Guía completa de la bicicleta pública: modelos, retos e impacto socioeconómico
29 de mayo de 2026

Guía completa de la bicicleta pública: modelos, retos e impacto socioeconómico

Julien Hennig
Bicicletas compartidas - Ciclistas pedaleando
¿Sabía que cada euro invertido en la bicicleta pública reporta hoy 1,10 € debeneficio social directo? De una utopía ciudadana en las calles de Ámsterdam a las flotas eléctricas conectadas para descarbonizar el transporte, descubra cómo la bicicleta pública está revolucionando la economía y nuestro entorno.

Los inicios de la bicicleta pública, una iniciativa ciudadana

La génesis de los sistemas de bicicleta compartida se remonta a los años 1960 con la operación de la «bicicleta blanca» (Witte fietsenplan) lanzada en 1965 en Ámsterdam (Países Bajos) por el movimiento Provo, que consistía en dejar bicicletas pintadas de blanco de libre acceso del público. 
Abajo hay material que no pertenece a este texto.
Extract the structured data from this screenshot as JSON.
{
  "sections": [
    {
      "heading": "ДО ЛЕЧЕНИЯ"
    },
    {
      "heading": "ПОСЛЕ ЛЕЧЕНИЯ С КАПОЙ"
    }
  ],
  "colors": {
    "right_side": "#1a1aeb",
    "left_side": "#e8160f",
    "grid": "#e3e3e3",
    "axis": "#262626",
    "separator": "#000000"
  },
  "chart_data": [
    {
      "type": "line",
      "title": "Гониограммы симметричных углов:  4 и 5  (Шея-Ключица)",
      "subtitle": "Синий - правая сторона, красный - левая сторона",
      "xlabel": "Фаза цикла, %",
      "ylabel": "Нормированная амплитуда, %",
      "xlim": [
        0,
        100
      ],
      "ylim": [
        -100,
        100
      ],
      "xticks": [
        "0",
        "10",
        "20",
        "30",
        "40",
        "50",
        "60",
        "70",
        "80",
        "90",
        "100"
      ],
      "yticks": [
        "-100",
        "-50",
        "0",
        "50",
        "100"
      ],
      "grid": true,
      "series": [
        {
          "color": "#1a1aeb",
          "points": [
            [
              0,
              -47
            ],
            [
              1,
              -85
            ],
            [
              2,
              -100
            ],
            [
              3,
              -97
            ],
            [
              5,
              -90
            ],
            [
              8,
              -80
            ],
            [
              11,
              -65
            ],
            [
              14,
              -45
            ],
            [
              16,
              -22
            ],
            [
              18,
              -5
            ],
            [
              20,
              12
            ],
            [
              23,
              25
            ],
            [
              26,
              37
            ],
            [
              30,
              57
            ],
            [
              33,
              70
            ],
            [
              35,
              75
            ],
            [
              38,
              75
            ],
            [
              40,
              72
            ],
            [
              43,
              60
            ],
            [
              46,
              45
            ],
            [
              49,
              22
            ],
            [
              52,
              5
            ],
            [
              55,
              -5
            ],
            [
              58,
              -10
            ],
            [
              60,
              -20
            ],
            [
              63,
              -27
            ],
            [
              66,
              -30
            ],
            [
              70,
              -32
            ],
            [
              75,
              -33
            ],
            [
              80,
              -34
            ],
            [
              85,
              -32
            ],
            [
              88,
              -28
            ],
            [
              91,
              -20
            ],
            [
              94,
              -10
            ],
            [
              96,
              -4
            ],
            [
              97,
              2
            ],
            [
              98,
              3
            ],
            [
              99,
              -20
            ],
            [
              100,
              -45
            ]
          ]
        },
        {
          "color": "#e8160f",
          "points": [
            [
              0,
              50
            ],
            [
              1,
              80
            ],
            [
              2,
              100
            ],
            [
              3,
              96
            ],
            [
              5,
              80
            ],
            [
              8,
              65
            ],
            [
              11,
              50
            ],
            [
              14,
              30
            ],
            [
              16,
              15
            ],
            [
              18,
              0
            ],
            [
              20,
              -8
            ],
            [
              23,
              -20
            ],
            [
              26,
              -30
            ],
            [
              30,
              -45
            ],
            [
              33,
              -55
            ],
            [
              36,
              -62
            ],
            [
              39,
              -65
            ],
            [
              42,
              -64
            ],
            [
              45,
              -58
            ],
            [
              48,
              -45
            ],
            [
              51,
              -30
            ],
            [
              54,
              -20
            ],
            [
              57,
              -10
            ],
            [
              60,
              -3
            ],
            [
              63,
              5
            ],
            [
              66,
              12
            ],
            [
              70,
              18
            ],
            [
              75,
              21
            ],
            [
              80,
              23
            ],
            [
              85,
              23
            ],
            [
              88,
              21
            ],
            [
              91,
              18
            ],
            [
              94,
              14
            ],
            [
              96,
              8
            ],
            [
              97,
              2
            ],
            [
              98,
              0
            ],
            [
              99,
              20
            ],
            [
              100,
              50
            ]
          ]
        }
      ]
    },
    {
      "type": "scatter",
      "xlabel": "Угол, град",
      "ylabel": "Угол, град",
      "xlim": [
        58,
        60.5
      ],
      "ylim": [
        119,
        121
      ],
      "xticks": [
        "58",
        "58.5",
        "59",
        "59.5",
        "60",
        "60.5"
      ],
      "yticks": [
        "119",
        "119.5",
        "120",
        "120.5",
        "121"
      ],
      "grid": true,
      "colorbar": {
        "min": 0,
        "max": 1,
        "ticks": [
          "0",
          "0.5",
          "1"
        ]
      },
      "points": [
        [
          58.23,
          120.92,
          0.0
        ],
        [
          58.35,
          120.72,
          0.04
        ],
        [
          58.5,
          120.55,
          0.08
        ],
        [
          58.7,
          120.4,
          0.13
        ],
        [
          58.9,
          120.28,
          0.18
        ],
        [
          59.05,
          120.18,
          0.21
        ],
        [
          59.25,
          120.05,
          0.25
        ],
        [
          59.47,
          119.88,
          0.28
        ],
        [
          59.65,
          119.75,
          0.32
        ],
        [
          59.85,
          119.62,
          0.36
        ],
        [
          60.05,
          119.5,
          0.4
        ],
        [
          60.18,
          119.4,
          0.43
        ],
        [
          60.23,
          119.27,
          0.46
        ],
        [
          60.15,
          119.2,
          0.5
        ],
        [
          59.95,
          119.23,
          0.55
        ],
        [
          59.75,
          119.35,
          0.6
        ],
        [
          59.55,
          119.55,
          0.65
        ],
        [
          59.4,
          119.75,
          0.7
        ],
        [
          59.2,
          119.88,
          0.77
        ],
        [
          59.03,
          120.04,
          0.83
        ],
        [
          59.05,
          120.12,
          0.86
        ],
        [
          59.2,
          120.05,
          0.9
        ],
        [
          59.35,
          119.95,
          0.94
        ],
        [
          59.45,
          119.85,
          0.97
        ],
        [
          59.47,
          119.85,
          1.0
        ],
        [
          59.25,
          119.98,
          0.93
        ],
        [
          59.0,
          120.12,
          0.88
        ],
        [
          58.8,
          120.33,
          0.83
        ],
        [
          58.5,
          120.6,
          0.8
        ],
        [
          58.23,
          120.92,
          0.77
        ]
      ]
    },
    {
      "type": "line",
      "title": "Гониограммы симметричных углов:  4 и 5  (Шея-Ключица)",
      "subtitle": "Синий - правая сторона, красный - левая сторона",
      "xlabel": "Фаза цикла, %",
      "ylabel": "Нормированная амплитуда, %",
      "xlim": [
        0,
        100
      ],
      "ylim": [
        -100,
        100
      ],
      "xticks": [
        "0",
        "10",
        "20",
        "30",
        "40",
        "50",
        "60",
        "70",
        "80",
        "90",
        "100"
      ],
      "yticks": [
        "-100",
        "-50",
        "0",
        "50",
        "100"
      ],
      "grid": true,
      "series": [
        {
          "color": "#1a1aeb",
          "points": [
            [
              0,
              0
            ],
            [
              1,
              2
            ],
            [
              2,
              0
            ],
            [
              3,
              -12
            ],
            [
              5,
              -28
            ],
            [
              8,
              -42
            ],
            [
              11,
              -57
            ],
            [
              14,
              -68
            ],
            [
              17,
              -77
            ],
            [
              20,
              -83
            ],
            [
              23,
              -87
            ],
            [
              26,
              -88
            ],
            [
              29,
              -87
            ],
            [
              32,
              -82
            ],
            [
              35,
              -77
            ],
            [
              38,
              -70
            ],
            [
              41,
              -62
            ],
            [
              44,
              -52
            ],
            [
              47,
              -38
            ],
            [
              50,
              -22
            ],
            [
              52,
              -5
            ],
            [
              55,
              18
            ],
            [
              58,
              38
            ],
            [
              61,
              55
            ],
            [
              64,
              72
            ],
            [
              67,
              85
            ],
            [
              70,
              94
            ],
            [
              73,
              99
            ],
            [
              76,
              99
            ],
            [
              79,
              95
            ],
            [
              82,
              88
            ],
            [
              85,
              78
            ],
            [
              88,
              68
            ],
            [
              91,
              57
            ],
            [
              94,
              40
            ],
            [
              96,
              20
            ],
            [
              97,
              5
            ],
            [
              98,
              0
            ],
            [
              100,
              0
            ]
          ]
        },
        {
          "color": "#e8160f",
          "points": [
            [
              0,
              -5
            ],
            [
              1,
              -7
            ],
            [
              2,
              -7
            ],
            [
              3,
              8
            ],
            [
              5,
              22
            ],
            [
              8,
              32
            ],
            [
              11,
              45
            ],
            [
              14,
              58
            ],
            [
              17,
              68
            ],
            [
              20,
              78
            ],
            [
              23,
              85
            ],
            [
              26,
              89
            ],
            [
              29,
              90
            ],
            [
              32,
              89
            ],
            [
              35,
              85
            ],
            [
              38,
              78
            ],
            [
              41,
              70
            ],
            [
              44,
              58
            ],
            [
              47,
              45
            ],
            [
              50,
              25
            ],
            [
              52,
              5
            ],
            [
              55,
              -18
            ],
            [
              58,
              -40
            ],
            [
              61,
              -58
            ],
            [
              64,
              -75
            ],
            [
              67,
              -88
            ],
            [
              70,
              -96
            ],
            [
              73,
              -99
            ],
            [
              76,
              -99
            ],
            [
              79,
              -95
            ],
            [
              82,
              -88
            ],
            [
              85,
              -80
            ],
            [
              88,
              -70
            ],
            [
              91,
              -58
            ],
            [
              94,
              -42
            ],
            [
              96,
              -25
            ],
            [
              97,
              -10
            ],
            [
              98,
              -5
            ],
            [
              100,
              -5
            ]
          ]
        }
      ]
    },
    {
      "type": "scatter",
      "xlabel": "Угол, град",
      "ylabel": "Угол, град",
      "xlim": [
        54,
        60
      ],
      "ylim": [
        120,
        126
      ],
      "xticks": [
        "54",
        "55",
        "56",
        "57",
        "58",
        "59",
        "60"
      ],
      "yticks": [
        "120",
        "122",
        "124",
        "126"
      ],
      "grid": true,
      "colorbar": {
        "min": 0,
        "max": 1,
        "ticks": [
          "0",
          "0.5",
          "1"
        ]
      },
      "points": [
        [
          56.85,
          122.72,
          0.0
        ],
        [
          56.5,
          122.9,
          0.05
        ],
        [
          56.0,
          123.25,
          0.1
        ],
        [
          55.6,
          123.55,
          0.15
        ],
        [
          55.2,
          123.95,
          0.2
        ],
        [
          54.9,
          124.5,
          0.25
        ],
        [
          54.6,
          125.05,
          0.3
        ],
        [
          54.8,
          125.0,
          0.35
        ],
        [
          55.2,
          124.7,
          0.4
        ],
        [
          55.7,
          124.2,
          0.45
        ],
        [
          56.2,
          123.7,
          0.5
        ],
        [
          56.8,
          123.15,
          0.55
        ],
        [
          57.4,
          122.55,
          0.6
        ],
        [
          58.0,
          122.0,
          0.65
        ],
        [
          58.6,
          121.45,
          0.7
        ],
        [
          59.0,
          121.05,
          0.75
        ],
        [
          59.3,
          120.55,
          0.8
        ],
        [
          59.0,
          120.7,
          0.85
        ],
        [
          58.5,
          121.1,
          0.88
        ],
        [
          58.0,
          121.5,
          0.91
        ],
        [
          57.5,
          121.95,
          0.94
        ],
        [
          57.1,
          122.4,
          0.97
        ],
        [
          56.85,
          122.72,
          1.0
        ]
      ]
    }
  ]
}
La idea se estructuró posteriormente en Europa algunas décadas más tarde con la aparición de varios sistemas, especialmente en Francia (La Rochelle 1976, 350 bicicletas) y en Dinamarca (Copenhague 1995, 1.000 bicicletas).
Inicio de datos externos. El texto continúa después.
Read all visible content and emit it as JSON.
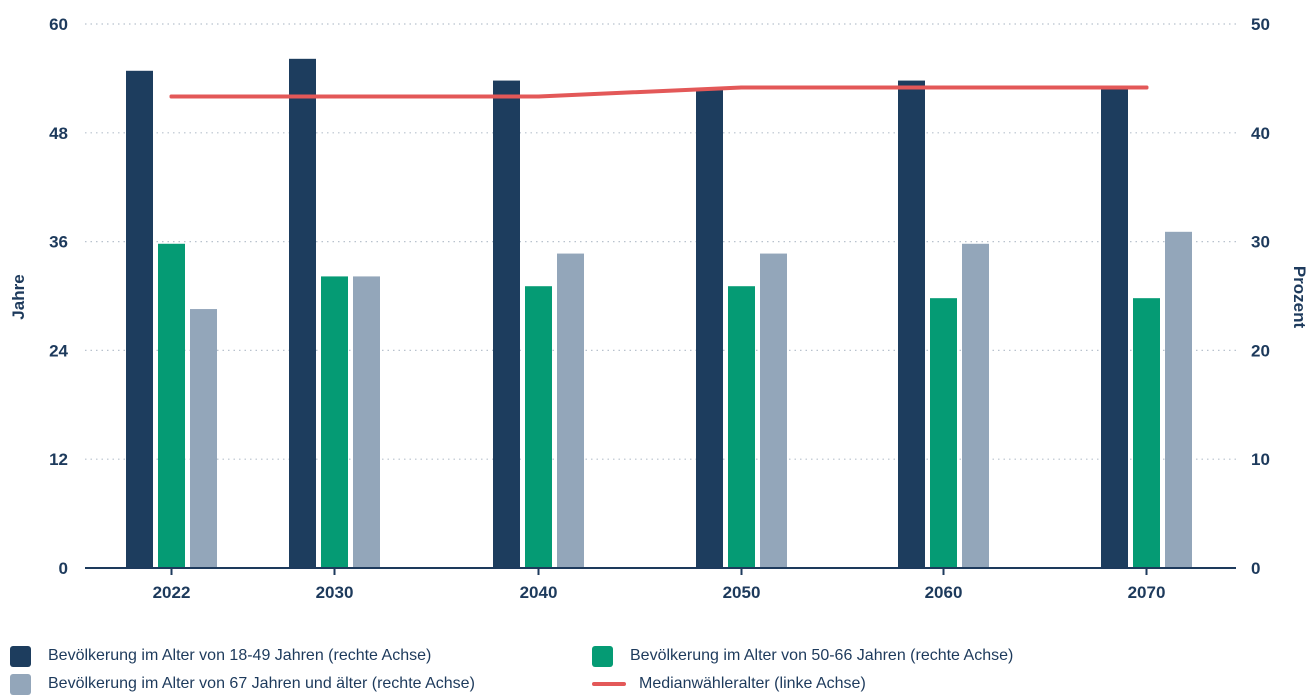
{
  "chart_data": {
    "type": "bar",
    "categories": [
      "2022",
      "2030",
      "2040",
      "2050",
      "2060",
      "2070"
    ],
    "left_axis": {
      "label": "Jahre",
      "min": 0,
      "max": 60,
      "ticks": [
        0,
        12,
        24,
        36,
        48,
        60
      ]
    },
    "right_axis": {
      "label": "Prozent",
      "min": 0,
      "max": 50,
      "ticks": [
        0,
        10,
        20,
        30,
        40,
        50
      ]
    },
    "grid": "dotted horizontal",
    "legend_position": "bottom",
    "series": [
      {
        "name": "Bevölkerung im Alter von 18-49 Jahren (rechte Achse)",
        "type": "bar",
        "axis": "right",
        "color": "#1d3d5e",
        "values": [
          45.7,
          46.8,
          44.8,
          44.0,
          44.8,
          44.0
        ]
      },
      {
        "name": "Bevölkerung im Alter von 50-66 Jahren (rechte Achse)",
        "type": "bar",
        "axis": "right",
        "color": "#059b74",
        "values": [
          29.8,
          26.8,
          25.9,
          25.9,
          24.8,
          24.8
        ]
      },
      {
        "name": "Bevölkerung im Alter von 67 Jahren und älter (rechte Achse)",
        "type": "bar",
        "axis": "right",
        "color": "#93a6ba",
        "values": [
          23.8,
          26.8,
          28.9,
          28.9,
          29.8,
          30.9
        ]
      },
      {
        "name": "Medianwähleralter (linke Achse)",
        "type": "line",
        "axis": "left",
        "color": "#e35858",
        "values": [
          52,
          52,
          52,
          53,
          53,
          53
        ]
      }
    ]
  }
}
Informatización, electrificación y modelo internacional

Posteriormente, surgieron nuevos sistemas, como en el caso de Rennes (Francia, 1998) con las primeras bicicletas desbloqueables mediante tarjeta magnética, convirtiéndose así en el primer servicio de bicicleta pública informatizado del mundo. Posteriormente, en Lyon (Francia, 2005) y París (Francia, 2007), servicios que rápidamente inspiraron al mundo entero y se erigieron como referentes internacionales por su dimensionamiento y ambición (5.000 Vélo’v y 20.000 Vélib’).
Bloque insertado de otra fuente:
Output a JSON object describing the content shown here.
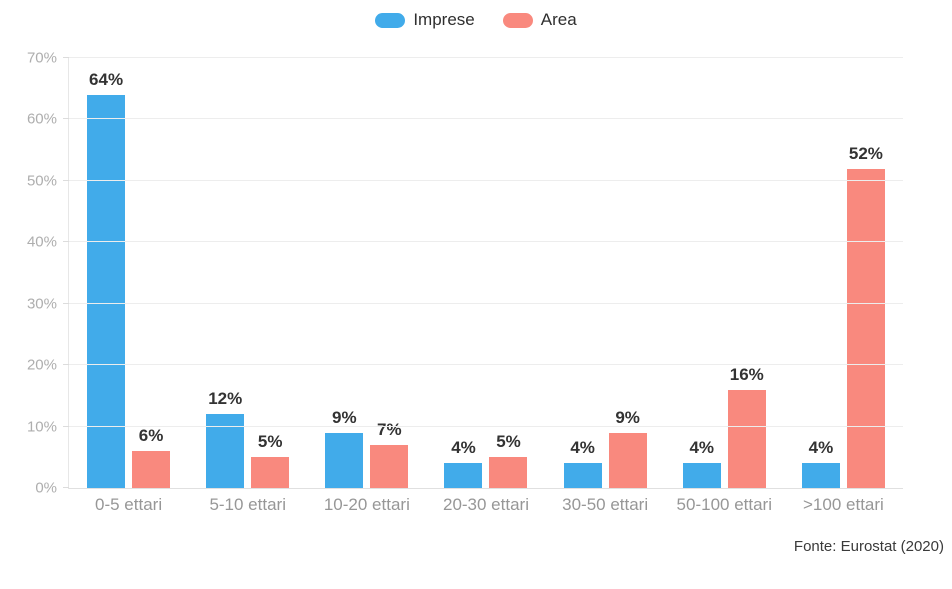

Hoy en día, y desde finales de la década de 2010, el desarrollo de los sistemas de bicicleta compartida está íntimamente ligado a la integración de las bicicletas eléctricas. La electrificación de las flotas constituye un motor de crecimiento fundamental que responde a una demanda masiva: en Europa, las bicicletas eléctricas representan actualmente el 21 % de la flota total, pero ya generan el 31 % de los trayectos.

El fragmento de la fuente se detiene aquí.